For Fern there is a hint of better things with Dave, played by David Strathairn with that no nonsense likeability he’s mastered so well. Dave is also a widower with his own baggage from the past. But instead of writing a predictable for these two, Zhao uses them to explore the complexities of individual lives. Fern won’t say it, but she does mourn for what was lost when Empire crashed in 2011. There is an elegant montage of her in a forest, floating in a river, savoring nature. Yet it’s easy to sense it’s balm for the pain. McDormand gives a master class in this film on how to act with sheer expressions, some so subtle where a mere look says everything, or the way she walks alone down a campground and gazes at four wheelers passing by in the distance. The final moments of “Nomadland” provide no answers, just a contemplation about the empty offices and homes left in a changing country.

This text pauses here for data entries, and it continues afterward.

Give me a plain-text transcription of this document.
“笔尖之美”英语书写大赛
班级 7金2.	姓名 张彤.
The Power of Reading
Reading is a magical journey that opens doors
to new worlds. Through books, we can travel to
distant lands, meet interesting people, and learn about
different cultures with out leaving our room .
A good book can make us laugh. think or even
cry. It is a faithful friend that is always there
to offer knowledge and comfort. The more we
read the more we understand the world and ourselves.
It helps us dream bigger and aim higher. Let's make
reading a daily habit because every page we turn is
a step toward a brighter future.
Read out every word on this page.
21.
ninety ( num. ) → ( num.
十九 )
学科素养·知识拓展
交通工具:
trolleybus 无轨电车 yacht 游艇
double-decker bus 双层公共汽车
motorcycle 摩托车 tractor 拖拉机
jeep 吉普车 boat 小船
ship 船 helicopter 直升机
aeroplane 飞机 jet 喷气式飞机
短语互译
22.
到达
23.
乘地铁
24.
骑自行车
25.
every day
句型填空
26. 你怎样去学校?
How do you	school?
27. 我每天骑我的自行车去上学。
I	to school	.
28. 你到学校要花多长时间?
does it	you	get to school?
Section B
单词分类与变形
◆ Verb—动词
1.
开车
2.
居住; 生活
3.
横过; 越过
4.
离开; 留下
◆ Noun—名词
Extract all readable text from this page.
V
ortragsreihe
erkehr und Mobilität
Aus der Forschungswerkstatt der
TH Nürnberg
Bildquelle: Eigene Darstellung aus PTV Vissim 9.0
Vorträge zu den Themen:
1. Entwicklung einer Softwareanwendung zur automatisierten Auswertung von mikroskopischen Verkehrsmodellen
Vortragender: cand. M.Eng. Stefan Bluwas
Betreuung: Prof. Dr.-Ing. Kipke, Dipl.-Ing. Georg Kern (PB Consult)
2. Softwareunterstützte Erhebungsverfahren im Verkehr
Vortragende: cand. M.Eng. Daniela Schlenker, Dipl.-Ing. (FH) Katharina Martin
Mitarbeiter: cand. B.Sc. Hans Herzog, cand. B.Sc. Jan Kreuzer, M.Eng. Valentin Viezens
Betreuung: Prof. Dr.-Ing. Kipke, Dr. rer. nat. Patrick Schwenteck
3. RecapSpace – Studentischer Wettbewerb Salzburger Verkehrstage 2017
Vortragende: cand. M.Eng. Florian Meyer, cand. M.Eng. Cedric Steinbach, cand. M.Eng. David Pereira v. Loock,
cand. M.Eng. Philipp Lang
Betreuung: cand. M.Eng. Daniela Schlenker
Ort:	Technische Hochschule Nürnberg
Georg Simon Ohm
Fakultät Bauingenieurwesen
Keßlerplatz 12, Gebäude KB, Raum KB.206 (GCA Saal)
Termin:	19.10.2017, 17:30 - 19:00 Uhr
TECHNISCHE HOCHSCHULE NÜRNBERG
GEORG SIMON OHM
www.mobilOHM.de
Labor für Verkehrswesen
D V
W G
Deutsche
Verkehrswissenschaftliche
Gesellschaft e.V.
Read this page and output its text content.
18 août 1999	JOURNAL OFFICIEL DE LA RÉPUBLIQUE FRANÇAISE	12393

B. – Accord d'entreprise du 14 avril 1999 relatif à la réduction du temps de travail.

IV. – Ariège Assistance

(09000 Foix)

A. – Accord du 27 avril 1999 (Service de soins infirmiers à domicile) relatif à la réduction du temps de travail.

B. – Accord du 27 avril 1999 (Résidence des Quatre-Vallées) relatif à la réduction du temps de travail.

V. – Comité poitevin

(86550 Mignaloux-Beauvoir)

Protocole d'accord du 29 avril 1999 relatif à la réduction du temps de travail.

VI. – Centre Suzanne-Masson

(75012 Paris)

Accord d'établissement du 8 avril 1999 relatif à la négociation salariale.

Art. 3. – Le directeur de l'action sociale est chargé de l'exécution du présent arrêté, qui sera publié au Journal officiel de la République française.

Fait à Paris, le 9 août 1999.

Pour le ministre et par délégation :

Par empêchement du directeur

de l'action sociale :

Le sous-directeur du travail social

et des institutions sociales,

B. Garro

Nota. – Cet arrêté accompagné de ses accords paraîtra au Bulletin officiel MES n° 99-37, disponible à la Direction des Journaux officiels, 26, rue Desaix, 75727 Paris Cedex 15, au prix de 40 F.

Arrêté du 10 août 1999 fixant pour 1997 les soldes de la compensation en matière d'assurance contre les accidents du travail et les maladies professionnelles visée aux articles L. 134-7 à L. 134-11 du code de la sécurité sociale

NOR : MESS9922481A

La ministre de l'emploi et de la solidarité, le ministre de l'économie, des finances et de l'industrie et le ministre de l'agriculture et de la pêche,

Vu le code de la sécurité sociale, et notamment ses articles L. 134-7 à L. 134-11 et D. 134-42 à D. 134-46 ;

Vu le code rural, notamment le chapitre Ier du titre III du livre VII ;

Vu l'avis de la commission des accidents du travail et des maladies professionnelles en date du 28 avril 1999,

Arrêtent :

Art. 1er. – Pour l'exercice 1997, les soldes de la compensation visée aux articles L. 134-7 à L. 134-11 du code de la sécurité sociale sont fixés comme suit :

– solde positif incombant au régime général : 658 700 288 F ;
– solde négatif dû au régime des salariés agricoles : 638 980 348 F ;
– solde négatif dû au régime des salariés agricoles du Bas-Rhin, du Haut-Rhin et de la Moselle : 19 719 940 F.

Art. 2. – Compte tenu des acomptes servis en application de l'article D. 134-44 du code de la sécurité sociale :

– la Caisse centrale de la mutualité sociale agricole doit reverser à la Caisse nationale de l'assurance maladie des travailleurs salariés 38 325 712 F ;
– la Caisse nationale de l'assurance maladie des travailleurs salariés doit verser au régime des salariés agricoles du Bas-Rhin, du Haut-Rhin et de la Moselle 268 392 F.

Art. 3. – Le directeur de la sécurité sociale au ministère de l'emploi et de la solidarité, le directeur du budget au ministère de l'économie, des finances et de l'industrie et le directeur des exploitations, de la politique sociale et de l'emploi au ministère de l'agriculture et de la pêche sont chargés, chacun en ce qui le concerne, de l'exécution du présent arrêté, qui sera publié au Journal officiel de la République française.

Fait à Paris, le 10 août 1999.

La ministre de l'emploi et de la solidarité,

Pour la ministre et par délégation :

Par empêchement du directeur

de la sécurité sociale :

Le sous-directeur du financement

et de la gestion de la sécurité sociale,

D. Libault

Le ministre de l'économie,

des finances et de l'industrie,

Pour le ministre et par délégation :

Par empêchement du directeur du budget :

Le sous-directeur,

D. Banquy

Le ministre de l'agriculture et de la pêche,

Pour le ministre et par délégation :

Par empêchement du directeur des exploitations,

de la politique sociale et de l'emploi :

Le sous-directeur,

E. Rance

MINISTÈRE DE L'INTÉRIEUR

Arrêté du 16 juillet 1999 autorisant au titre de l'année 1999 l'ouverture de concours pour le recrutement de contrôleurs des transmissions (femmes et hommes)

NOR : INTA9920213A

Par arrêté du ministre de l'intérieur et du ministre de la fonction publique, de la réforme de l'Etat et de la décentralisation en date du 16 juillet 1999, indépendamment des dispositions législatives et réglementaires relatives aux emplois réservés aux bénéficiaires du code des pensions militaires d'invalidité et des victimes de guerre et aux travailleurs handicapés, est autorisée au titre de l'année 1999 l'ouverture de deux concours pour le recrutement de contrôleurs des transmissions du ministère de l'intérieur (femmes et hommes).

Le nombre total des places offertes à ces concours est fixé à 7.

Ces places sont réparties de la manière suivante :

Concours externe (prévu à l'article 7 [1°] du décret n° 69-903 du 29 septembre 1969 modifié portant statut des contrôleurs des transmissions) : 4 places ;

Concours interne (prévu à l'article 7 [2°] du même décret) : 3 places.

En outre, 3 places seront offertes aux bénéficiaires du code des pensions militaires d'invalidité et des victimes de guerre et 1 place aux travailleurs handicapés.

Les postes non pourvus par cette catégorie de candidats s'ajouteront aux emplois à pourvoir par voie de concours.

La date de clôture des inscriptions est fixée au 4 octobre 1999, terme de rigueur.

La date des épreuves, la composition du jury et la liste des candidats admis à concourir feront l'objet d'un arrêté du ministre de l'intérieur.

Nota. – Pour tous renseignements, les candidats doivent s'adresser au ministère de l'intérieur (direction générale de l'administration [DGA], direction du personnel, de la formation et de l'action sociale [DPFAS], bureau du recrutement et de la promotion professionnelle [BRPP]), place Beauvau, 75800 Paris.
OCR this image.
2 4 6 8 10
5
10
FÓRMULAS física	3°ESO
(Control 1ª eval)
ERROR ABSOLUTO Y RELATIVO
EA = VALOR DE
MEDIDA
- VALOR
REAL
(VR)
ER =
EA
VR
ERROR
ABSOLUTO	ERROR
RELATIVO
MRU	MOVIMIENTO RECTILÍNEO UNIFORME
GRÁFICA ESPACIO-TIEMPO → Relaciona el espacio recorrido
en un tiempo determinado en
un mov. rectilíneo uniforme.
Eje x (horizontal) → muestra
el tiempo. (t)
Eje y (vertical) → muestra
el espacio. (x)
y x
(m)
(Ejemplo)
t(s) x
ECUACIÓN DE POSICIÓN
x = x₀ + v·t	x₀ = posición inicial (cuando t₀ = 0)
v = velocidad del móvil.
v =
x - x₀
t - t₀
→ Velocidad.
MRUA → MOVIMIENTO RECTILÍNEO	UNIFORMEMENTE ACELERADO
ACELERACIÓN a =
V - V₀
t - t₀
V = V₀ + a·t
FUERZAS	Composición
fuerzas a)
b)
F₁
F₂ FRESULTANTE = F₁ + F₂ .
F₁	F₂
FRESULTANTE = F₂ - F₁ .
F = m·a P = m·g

“Nomadland” arrives already acclaimed and with four Golden Globe nominations, including Best Picture. They are all well-deserved. For viewers there’s the added bonus that it will premiere on Hulu at the same time as opening in some select cities. It’s a very human film, where for almost two hours it achieves something special in cinema, it places us in the shoes of others. We feel as if we are with Fern on her uncharted journey. Zhao firmly establishes herself as an important emerging director, capable of making a vibrant film about real people as they are living now. Movies like this are important, because in a rapidly shifting era, this is a portent of a road many more lives will be forced to embark on.

Nomadland” releases Feb. 19 on Hulu and in select cities.